Fianna Fail has called for the establishment of a Sustainable Transition Fund for those who will lose their livelihoods as a result of the closure of 17 bogs by Bord Na Móna.
The party’s Spokesperson on Communications, Climate Action and Environment, Timmy Dooley was commenting as Bord na Móna announced the loss of over 850 jobs, mainly in Midland counties, over the next 10 years.
“While the workers employed by Bord na Móna directly will be offered redundancy or offered new roles in the company, there are 1700 people employed indirectly by Bord na Móna. These 1700 people and their families will not have the benefit of a redundancy package or the option of moving into another Bord na Móna business.
“Fianna Fáil accepts that the closure of these bogs is a necessary, but painful, component of meeting our climate change targets. However, we are deeply concerned that there appears to be no plan in place for the hundreds of people who will find themselves out of work as a result.
“Climate change is real, and sticking our heads in the sand is no longer acceptable. It’s no longer something that affects people in far flung locations; it’s having an impact here in Ireland with unusual weather patterns including drought, freak storms and heavier than normal weather.

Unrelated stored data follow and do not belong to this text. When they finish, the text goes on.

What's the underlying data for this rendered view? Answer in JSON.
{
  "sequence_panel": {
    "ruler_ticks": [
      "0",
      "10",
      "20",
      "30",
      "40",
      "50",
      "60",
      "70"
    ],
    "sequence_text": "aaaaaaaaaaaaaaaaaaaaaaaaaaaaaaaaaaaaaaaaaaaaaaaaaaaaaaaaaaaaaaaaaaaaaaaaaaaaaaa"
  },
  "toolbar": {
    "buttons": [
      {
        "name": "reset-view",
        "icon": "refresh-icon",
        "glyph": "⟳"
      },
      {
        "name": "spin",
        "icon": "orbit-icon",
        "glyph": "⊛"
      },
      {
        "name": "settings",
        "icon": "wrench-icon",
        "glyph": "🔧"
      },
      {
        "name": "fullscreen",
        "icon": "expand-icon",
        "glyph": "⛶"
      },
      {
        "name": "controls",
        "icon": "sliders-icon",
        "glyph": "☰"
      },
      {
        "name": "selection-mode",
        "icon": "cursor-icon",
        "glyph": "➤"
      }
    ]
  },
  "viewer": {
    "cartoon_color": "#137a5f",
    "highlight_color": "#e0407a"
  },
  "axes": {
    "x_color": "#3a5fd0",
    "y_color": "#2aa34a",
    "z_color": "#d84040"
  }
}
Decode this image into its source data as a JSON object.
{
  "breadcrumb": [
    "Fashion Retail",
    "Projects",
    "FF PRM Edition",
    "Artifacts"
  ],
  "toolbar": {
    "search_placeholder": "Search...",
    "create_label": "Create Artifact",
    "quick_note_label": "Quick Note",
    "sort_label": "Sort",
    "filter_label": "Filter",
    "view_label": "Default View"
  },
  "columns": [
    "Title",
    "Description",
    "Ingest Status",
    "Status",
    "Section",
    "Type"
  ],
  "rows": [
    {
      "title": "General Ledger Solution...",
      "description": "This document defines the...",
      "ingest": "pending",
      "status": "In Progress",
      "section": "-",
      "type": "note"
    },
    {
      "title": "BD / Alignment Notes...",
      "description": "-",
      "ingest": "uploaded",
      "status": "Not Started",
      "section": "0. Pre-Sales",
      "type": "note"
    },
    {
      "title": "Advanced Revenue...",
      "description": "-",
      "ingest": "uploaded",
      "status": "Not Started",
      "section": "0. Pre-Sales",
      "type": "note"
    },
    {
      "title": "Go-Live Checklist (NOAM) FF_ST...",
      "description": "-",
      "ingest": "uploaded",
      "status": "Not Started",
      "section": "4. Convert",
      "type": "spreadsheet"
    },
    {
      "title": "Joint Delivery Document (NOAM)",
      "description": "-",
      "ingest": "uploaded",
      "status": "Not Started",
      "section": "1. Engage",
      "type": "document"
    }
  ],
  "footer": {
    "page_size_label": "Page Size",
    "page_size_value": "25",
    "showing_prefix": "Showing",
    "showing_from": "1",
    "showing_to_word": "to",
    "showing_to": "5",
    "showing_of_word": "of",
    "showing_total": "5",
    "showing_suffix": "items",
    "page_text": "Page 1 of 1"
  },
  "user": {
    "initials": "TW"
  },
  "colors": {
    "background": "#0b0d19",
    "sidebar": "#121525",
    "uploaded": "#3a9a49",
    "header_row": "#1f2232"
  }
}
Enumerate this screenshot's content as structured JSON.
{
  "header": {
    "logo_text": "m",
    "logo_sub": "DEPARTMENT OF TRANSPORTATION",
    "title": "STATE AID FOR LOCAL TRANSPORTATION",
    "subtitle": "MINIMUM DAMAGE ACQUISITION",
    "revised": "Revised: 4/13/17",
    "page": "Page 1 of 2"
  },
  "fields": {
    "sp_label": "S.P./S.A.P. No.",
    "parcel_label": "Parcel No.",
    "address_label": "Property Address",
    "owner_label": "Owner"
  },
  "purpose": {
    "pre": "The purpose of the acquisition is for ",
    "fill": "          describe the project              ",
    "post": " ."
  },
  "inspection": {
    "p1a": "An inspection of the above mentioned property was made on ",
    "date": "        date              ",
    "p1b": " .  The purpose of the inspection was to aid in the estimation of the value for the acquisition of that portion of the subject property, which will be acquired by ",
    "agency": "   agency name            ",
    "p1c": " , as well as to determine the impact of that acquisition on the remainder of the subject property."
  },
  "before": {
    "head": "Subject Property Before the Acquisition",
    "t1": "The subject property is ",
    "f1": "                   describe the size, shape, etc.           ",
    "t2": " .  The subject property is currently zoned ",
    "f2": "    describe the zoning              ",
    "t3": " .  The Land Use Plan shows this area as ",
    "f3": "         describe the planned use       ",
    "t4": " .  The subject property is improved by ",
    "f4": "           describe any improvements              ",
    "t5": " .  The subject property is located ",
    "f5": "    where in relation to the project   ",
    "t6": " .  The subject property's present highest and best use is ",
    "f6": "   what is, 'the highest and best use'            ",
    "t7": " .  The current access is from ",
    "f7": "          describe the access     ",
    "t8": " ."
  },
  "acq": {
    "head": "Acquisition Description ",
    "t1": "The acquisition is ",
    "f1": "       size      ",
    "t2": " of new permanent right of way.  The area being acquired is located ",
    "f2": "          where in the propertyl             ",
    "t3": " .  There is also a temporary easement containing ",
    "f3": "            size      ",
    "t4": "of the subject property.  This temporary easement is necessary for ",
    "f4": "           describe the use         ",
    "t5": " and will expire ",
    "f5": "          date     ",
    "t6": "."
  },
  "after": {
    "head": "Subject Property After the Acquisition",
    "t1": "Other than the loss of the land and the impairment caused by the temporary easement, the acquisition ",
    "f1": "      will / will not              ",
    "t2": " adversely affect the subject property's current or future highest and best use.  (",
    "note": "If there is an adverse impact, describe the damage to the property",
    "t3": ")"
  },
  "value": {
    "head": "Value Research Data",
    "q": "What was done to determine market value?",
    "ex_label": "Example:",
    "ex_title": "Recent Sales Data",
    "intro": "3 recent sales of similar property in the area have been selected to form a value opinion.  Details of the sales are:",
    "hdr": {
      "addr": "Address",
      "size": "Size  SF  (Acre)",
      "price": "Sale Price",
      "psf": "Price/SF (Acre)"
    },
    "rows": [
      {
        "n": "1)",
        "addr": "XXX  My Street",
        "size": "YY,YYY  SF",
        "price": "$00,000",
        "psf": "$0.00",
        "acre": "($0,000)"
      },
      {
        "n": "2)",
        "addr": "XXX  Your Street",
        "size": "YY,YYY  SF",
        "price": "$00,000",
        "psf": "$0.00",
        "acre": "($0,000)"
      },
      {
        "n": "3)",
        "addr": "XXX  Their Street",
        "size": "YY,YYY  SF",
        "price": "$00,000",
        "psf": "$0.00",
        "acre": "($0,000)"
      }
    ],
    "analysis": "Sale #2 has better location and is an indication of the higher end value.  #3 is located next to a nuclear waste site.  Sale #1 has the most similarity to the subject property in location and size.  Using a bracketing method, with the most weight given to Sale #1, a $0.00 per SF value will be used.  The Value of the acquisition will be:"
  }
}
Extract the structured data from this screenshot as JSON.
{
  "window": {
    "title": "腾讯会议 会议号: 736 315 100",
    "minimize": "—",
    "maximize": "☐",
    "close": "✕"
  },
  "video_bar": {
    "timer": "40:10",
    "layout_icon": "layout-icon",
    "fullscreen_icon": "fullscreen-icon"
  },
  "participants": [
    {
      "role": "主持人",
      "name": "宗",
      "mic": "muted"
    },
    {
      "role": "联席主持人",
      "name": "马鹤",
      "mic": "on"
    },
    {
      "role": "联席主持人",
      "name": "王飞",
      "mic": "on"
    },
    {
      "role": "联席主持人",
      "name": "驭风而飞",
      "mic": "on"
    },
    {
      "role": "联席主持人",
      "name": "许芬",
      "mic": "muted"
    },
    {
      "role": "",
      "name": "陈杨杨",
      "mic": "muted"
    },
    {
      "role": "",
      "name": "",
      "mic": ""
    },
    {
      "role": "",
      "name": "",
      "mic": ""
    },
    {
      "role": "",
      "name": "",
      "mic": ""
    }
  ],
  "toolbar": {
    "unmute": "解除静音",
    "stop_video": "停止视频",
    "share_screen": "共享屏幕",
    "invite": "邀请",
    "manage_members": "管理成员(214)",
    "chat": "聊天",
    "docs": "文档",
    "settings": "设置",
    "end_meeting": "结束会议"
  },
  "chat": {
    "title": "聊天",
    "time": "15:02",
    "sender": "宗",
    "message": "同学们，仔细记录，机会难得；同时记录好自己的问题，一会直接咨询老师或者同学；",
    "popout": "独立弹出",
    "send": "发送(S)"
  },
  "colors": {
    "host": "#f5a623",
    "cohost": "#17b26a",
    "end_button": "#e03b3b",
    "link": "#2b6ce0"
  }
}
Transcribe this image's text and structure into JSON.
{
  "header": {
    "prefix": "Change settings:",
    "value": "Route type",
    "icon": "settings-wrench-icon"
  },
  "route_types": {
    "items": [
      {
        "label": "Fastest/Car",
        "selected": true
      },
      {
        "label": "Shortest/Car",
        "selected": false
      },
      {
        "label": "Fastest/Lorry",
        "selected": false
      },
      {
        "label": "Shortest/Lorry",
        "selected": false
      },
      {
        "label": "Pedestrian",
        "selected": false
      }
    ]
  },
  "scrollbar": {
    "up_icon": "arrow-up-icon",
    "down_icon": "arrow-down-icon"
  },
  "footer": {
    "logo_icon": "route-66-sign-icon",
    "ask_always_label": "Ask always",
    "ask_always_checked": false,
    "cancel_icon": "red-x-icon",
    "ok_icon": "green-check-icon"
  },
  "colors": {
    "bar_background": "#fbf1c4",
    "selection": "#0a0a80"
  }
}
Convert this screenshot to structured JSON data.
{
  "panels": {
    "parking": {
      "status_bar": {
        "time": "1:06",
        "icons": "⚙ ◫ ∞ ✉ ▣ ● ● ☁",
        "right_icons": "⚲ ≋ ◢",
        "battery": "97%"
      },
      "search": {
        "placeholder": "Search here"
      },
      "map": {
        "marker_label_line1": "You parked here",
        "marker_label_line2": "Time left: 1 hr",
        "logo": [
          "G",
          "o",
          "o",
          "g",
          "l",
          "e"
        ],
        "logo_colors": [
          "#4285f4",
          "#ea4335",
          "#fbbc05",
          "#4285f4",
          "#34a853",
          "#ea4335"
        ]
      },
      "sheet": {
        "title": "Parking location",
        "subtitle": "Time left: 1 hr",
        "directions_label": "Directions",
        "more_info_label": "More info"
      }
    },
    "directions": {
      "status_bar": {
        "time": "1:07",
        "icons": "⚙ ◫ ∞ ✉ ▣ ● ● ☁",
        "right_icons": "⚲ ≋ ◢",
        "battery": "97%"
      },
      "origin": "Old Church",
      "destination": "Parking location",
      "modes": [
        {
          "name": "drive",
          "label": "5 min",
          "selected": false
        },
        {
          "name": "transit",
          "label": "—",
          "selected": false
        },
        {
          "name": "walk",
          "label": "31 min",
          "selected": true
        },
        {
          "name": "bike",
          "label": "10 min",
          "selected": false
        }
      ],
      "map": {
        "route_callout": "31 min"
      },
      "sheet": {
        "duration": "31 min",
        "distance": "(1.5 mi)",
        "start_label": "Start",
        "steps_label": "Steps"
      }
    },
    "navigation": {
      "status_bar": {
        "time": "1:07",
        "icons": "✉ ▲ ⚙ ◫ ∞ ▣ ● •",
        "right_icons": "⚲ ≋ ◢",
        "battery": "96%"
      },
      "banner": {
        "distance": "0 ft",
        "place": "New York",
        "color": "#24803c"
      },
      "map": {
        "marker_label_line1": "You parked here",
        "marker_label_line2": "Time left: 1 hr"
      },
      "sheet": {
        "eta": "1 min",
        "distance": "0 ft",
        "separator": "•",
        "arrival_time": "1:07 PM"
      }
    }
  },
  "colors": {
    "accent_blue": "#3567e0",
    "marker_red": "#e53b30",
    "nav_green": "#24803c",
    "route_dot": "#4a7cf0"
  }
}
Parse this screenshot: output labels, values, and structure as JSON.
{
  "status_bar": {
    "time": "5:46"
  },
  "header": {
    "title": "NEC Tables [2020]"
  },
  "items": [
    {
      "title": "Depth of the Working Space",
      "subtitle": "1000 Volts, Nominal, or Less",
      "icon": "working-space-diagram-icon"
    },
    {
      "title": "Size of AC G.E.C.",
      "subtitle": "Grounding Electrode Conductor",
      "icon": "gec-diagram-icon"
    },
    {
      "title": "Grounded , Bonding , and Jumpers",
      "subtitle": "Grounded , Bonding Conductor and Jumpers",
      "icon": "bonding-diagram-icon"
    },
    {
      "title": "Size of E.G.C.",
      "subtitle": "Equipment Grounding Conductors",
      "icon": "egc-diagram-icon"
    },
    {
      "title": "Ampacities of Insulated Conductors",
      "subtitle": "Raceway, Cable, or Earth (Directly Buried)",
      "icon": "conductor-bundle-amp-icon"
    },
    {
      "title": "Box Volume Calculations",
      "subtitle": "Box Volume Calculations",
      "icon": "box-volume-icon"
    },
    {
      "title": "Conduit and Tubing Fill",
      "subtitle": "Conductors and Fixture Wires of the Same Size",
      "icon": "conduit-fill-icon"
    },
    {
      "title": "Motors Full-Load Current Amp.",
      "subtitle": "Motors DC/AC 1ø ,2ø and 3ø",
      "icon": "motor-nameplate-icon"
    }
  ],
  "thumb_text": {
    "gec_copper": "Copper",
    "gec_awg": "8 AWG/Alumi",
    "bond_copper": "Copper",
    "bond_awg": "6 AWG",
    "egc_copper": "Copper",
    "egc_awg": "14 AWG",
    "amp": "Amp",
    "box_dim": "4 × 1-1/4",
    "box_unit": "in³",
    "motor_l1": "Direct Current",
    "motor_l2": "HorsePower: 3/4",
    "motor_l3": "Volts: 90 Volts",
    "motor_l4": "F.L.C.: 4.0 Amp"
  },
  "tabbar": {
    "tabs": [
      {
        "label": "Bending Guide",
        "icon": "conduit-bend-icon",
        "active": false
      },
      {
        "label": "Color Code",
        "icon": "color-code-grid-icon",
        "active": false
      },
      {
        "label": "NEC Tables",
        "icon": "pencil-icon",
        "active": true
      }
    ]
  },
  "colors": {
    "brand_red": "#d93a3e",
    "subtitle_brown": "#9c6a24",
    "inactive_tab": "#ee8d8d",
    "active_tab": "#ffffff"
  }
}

“Changed weather patterns will impact on Ireland more and more over the coming years. We must do what is necessary to reduce our emissions. We know that burning peat for heat and electricity is having a harmful impact on our environment.
“However, the peat industry has been part and parcel of the economic life of the Midlands for generations. Simply closing down the bogs, without an appropriate transition plan, could result in creating an ‘Irish Rust Belt’ similar to the US Midwest where a poorly planned transition from coal resulted in severe economic stagnation.
“During budget negotiations, Fianna Fáil made it clear that we were ready to accept an increase in the carbon tax if it was accompanied by measures to ensure a fair and equitable transition for communities such as those which have been devastated by today’s announcement.
“Reducing our dependence on the burning of fossil fuels for heat and emergency must take place if we are to meet our climate goals, but it should not come at the expense of local communities. A Sustainable Transition Forum must be established, as a priority, to assist those who will lose their jobs, to provide further education, training and other supports to assist their return to the workforce.
“Fianna Fáil has written to EU Commissioner Marianne Thyssen, and other Commissioners, seeking a meeting at their earliest convenience to discuss how the EU fund can support workers, their families and contribute towards an enterprise and innovation fund in the affected region. We believe that the Globalisation Adjustment Fund should be deployed to address these challenges.
“Tackling climate change cannot be a one way street. The decarbonisation process must be accompanied by measures which protect the livelihoods of ordinary people,” concluded Dooley.